Wenn ein Match aufgrund äußerer Umstände abgebrochen wird, dann verlieren Wetten ihre Gültigkeit, außer die Abrechnung steht bereits fest. Spezifisch für Batter-Wettmöglichkeiten behalten Wetten ihre Gültigkeit, nachdem der Batter einen Ball erhält oder ausgeschieden (Out) ist, bevor der erste Ball erhalten wird. Der Punkt zählt, wenn ein Batter nicht ausgeschieden ist (Not-Out), dies schließt mit ein, wenn das Innings für beendet erklärt wird (deklariert).

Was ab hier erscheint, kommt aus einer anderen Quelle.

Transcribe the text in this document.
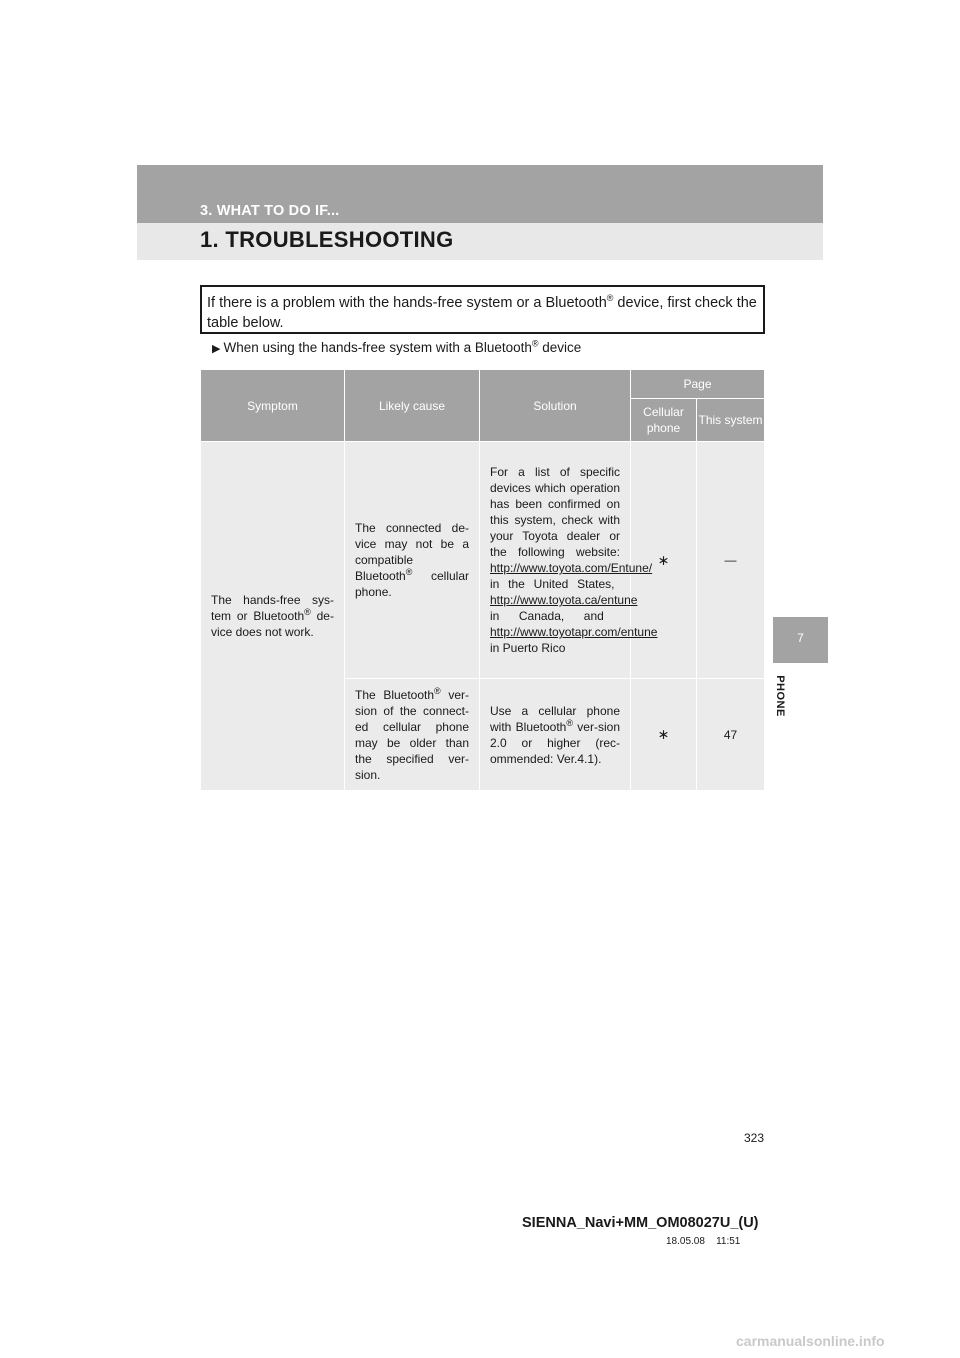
3. WHAT TO DO IF...
1. TROUBLESHOOTING
7
PHONE
If there is a problem with the hands-free system or a Bluetooth® device, first check the table below.
▶ When using the hands-free system with a Bluetooth® device
Symptom	Likely cause	Solution	Page	
			Cellular phone	This system
The hands-free sys-tem or Bluetooth® de-vice does not work.	The connected de-vice may not be a compatible Bluetooth® cellular phone.	For a list of specific devices which operation has been confirmed on this system, check with your Toyota dealer or the following website: http://www.toyota.com/Entune/ in the United States, http://www.toyota.ca/entune in Canada, and http://www.toyotapr.com/entune in Puerto Rico	∗	—
	The Bluetooth® ver-sion of the connect-ed cellular phone may be older than the specified ver-sion.	Use a cellular phone with Bluetooth® ver-sion 2.0 or higher (rec-ommended: Ver.4.1).	∗	47
323
SIENNA_Navi+MM_OM08027U_(U)
18.05.08 11:51
carmanualsonline.info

Bei Ein-Tages-Matches müssen beide Teams jeweils mindestens 40 Overs spielen, sonst sind die Wetten ungültig, es sei denn, der Ausgang der jeweiligen Wettmöglichkeit steht bereits fest. Bei Test- und County-Championship-Matches zählt das gesamte Match. Bei Unentschieden müssen mindestens 200 Overs gebowlt werden, sonst sind die Wetten ungültig, es sei denn, der Ausgang der jeweiligen Wettmöglichkeit steht bereits fest. Bei Twenty20-Matches müssen die 20 Overs jedes Teams gespielt werden (außer, wenn ein Team durch ein Bowled Out ausscheidet), sonst sind die Wetten ungültig, es sei denn, der Ausgang der jeweiligen Wettmöglichkeit steht bereits fest. In Spielen von 10 Overs oder weniger verlieren Wetten ihre Gültigkeit, wenn das gesamte Innings nicht abgeschlossen ist, (außer, wenn ein Team durch ein Bowled Out ausscheidet) oder es sei denn, der Ausgang der Wettmöglichkeit steht bereits fest. Bei angesetzten 100-Ball-Matches müssen die vollen 100 Bälle jedes Teams gebowlt werden (außer, wenn ein Team durch ein Bowled Out ausscheidet), sonst sind die Wetten ungültig, es sei denn, die Abrechnung der Wetten steht bereits fest. Zu Abrechnungszwecken ist dies jeder Ball, aus dem einem Batter genau vier / sechs Runs zugeschrieben werden (einschließlich All-Run/Overthrows). In Matches, die durch ein Super-Over entschieden werden, zählen Fours und Sixes, die während des Super-Overs geschlagen werden, nicht zur Abrechnung.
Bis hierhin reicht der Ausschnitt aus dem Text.